Ela contou ter enfrentado dificuldades no início de sua chegada e disse atuar atualmente como coordenadora de horta e auxiliar de cozinha dentro da ocupação.
Elisama admitiu estar acampada com outras famílias e defendeu a ação como uma forma de luta por moradia digna.
Outras mulheres também aparecem na gravação. Arice Selma e Elisabete Pacheira, ambas do Amapá, e Claytiana, de Pernambuco, confirmaram envolvimento no movimento.
Em um dos trechos, uma delas desabafa: “A cidade é boa, mas quando a gente tenta conquistar algo importante, a gente é peitada, humilhada, criticada”.
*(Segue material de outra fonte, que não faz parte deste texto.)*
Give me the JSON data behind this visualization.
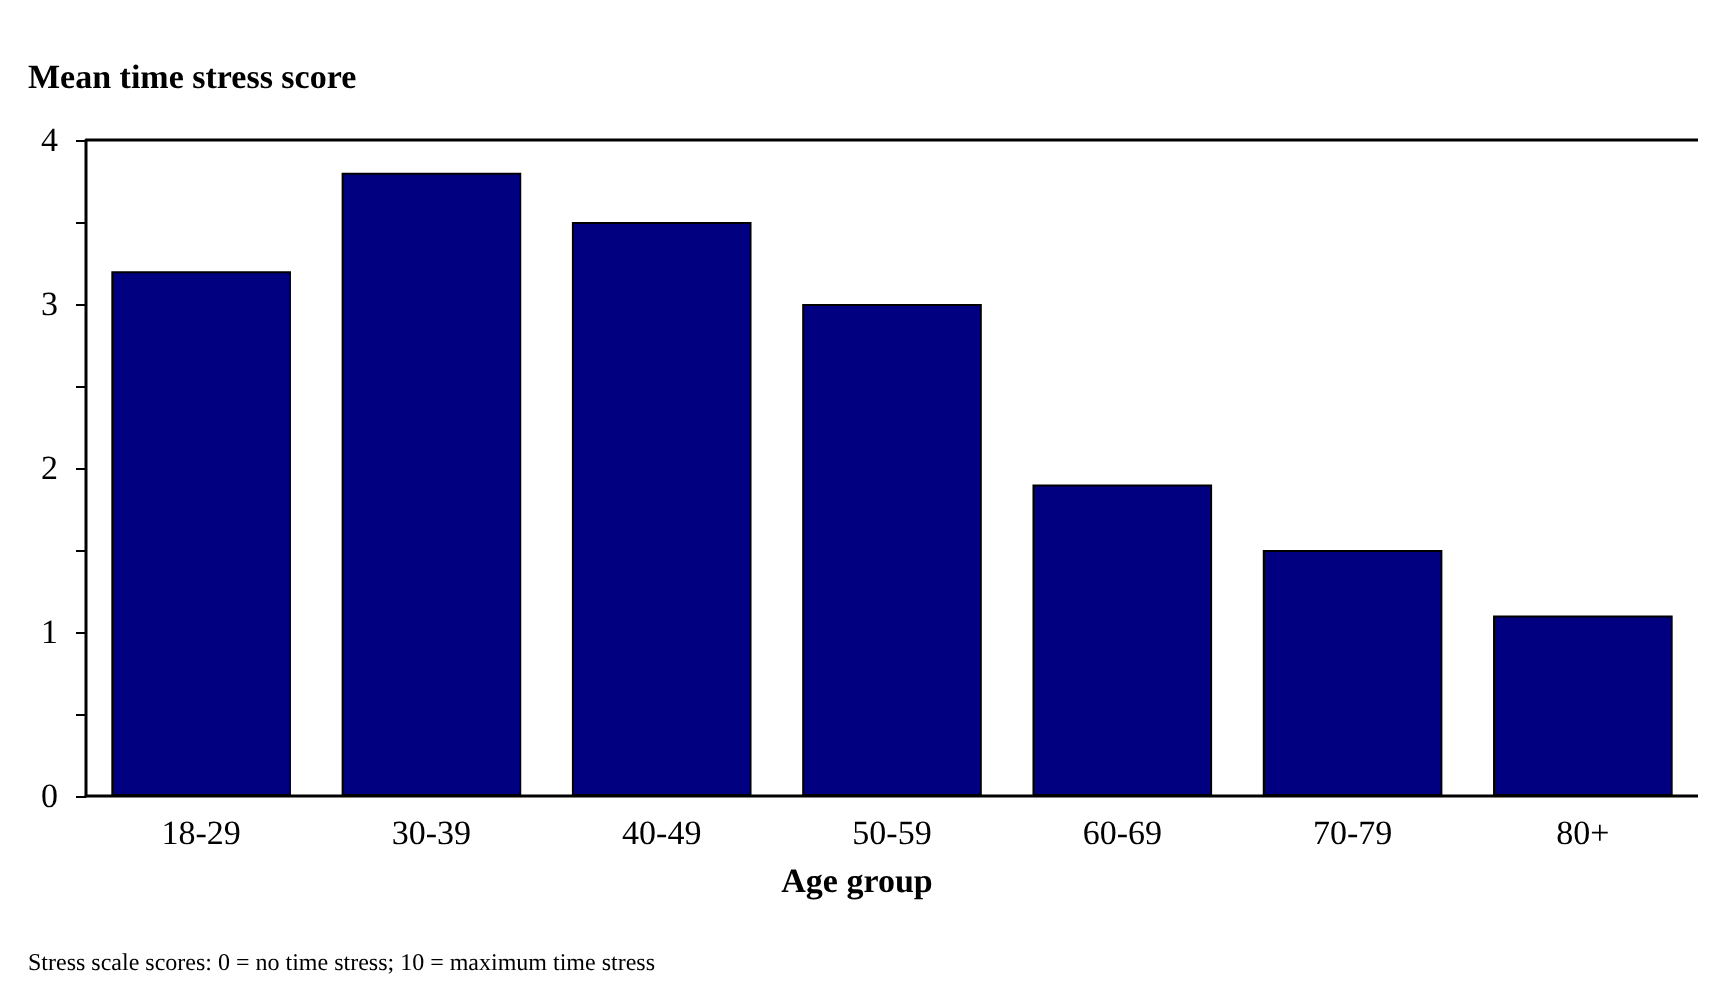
{
  "chart_data": {
    "type": "bar",
    "ylabel": "Mean time stress score",
    "xlabel": "Age group",
    "categories": [
      "18-29",
      "30-39",
      "40-49",
      "50-59",
      "60-69",
      "70-79",
      "80+"
    ],
    "values": [
      3.2,
      3.8,
      3.5,
      3.0,
      1.9,
      1.5,
      1.1
    ],
    "color": "#000080",
    "ylim": [
      0,
      4
    ],
    "yticks": [
      0,
      {
        "value": 0.5,
        "label": null
      },
      1,
      {
        "value": 1.5,
        "label": null
      },
      2,
      {
        "value": 2.5,
        "label": null
      },
      3,
      {
        "value": 3.5,
        "label": null
      },
      4
    ],
    "grid": false,
    "annotations": [
      "Stress scale scores: 0 = no time stress; 10 = maximum time stress"
    ]
  }
}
Áreas ocupadas sem autorização
As próprias participantes reconhecem, no vídeo, que os terrenos foram ocupados sem qualquer autorização legal.
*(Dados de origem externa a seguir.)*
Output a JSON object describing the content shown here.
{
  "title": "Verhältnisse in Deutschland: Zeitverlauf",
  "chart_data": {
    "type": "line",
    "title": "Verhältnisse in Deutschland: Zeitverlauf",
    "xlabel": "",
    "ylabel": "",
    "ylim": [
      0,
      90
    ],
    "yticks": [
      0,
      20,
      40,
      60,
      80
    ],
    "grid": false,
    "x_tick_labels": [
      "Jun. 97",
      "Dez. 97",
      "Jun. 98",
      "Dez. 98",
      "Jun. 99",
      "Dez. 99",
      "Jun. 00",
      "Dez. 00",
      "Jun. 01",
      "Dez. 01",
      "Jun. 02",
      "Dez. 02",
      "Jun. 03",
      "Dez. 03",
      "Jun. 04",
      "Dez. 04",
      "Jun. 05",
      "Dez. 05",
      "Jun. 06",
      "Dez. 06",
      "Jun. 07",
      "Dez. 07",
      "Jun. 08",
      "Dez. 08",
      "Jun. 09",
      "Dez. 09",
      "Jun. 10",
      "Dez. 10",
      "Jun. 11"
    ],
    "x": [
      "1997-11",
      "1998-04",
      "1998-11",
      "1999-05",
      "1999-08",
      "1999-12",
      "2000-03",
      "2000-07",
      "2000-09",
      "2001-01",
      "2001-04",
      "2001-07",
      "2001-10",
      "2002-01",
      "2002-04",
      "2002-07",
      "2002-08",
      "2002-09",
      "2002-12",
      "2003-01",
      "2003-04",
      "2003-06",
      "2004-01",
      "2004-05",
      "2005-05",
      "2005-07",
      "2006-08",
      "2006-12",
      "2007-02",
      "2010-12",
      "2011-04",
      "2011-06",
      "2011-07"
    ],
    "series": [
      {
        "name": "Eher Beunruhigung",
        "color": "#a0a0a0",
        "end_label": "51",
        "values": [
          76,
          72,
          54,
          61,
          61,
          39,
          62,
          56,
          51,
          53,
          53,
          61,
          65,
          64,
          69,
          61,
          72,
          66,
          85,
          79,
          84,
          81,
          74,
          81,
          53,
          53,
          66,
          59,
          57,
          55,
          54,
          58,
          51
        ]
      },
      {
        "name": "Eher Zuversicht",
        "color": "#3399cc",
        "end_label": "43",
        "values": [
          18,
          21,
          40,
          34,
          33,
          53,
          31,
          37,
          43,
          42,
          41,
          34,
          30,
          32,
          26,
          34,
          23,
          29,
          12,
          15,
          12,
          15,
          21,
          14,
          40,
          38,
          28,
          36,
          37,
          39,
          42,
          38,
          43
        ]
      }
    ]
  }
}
Durante a mobilização, foram exibidas bandeiras com símbolos comunistas e cartazes com frases como “Ocupar é resistir”.
Em outro momento, uma das mulheres declara: “Esse país é nosso, Florianópolis é parte do Brasil, então nos pertence também”, justificando a invasão.
Reações nas redes sociais
A divulgação do material gerou forte indignação entre internautas.
A maior parte dos comentários critica a invasão e pede providências urgentes das autoridades.
Muitos usuários apontaram que Santa Catarina oferece diversas oportunidades de trabalho e que a ocupação ilegal ameaça a ordem pública e os direitos de proprietários que cumprem com suas obrigações.
Entre as manifestações, algumas falas ganharam destaque pelo tom mais duro.
“O Sul não é lugar de desordem”, escreveu um usuário.
Outro afirmou:
“Nosso paraíso foi invadido e está sendo destruído”.
Também surgiram críticas ao fato de crianças aparecerem nos vídeos de mobilização, o que foi visto como forma de manipulação emocional.